Addressing these issues is difficult, especially given the trend toward increased specialization within the profession, leading many to belong to their respective specialty organizations in lieu of their local, state, and national medical societies. Challenges such as healthcare reform and the continuous use of Medicare’s SGR formula for physician reimbursement are two examples of issues affecting a variety of physicians. Collective action from members of all specialties is essential to tackling these problems. In isolation, no one specialty organization can address these issues as well as one larger organization can. The same concerns that motivate someone to join their respective specialty society should be the foundation for joining their larger community of organized medicine, as well.

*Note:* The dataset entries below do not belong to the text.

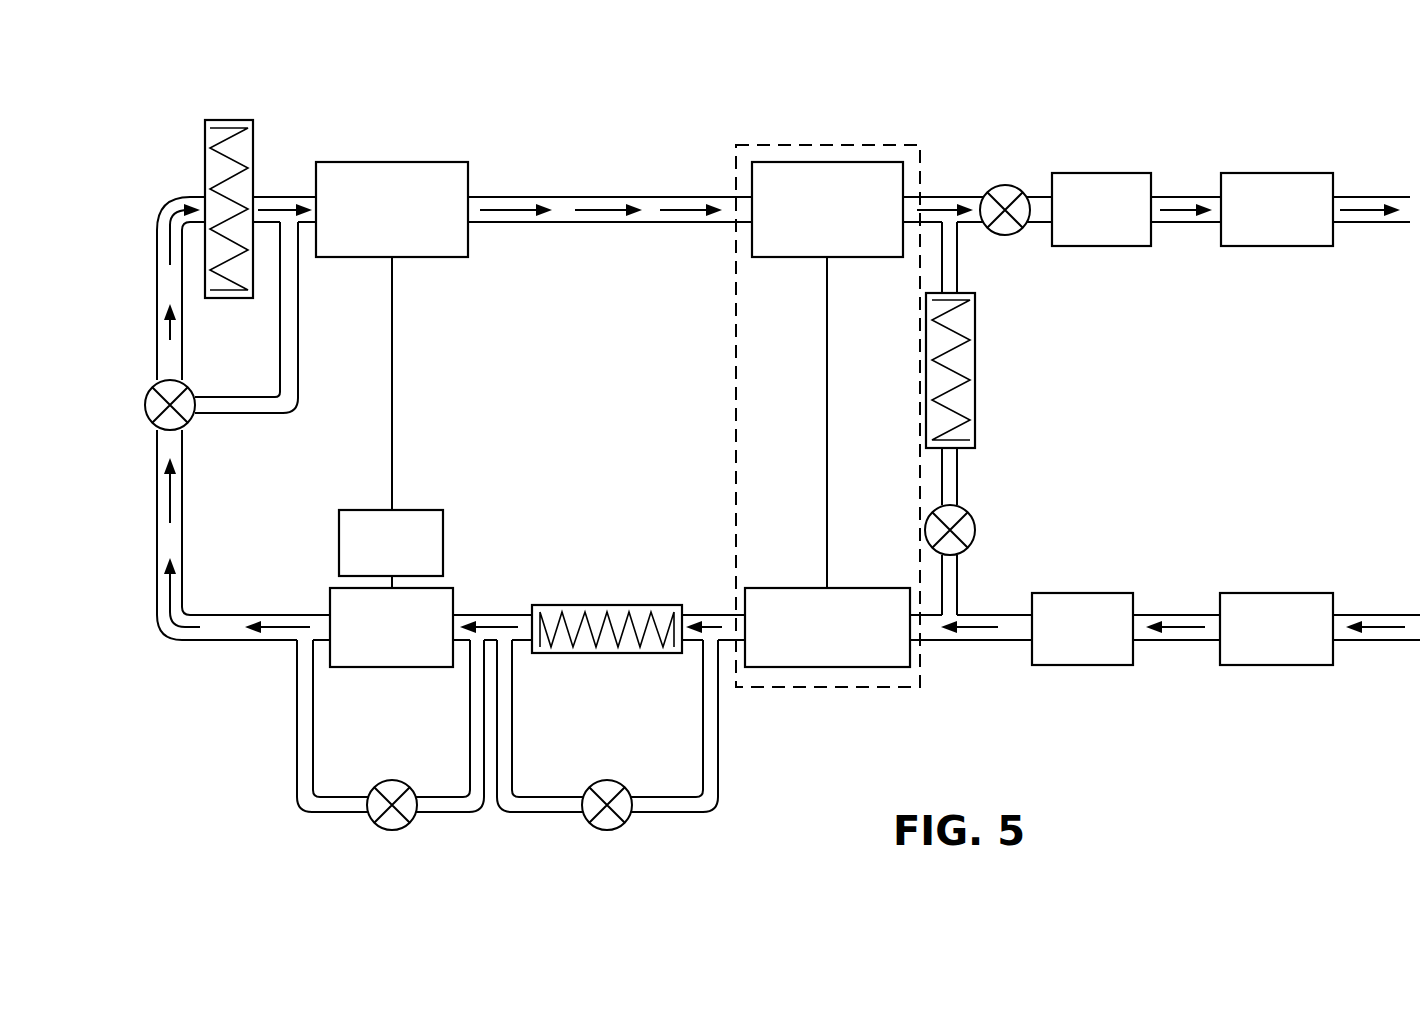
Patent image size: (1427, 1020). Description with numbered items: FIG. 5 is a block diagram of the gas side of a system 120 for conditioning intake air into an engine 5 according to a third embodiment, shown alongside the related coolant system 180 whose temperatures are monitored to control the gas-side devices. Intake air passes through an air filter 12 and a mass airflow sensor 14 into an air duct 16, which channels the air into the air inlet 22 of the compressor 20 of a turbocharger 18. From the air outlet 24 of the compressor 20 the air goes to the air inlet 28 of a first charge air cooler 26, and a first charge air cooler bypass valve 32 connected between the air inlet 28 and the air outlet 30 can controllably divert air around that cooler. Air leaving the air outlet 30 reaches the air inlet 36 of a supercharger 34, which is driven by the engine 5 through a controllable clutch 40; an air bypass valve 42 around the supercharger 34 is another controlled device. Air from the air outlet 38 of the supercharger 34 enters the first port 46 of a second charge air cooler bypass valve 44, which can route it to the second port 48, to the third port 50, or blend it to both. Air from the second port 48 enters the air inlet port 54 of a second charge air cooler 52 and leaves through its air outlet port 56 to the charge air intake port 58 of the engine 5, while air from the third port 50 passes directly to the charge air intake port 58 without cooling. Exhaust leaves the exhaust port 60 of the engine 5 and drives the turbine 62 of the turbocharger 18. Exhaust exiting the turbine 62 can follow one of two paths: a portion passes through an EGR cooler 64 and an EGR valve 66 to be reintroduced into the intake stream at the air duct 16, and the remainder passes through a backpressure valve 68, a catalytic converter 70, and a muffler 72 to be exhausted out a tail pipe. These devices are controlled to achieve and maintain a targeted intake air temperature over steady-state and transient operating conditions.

The engine 5 is at (395, 162).
The air filter 12 is at (1302, 665).
The mass airflow sensor 14 is at (1112, 665).
The air duct 16 is at (1002, 642).
The turbocharger 18 is at (920, 163).
The compressor 20 is at (843, 667).
The air inlet 22 is at (912, 645).
The air outlet 24 is at (745, 613).
The first charge air cooler 26 is at (600, 605).
The air inlet 28 is at (690, 605).
The air outlet 30 is at (532, 605).
The first charge air cooler bypass valve 32 is at (628, 823).
The supercharger 34 is at (385, 667).
The air inlet 36 is at (453, 600).
The air outlet 38 is at (330, 600).
The controllable clutch 40 is at (425, 510).
The air bypass valve 42 is at (413, 817).
The second charge air cooler bypass valve 44 is at (148, 398).
The first port 46 is at (158, 430).
The second port 48 is at (183, 380).
The third port 50 is at (195, 415).
The second charge air cooler 52 is at (205, 143).
The air inlet port 54 is at (205, 197).
The air outlet port 56 is at (253, 197).
The charge air intake port 58 is at (316, 197).
The exhaust port 60 is at (467, 197).
The turbine 62 is at (790, 162).
The EGR cooler 64 is at (975, 392).
The EGR valve 66 is at (975, 537).
The backpressure valve 68 is at (1017, 233).
The catalytic converter 70 is at (1137, 247).
The muffler 72 is at (1297, 247).
The system 120 is at (660, 72).
The coolant system 180 is at (698, 124).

The field of medicine and delivery of healthcare is a continuously changing landscape. The day and age where someone graduates from medical school, finishes their residency, and hangs a sign with their name on it to open their own practice is a fading dream for many. I am well aware that I will most likely be employed by a physician group when all is said and done. Physicians in these groups, especially those in academic medicine, may not necessarily be compelled to belong to organized medicine, as they feel they are already part of an organization of physicians. However, the issues and items on our “perfect practice wish list” are not within our reach unless we have strength in numbers. We cannot afford the luxury of un-involvement if we wish to seek change in the practice and delivery of medicine.
So, why am I still here you ask? Why have I taken the time to scrutinize my professional organization to pieces? Because that is how we move forward and progress. We must take a look within ourselves to remember who we are advocating for to avoid the political environment that dissuades many from becoming involved. Also, we need to assess our ever-changing field to remain current and useful. Finally, we must adapt by asking our members what it is they would like from us rather than assuming what we’ve done in the past is enough. There is no doubt that we need local, state, and national medical societies to organize and unify our profession in this time of rapid growth and change in health care.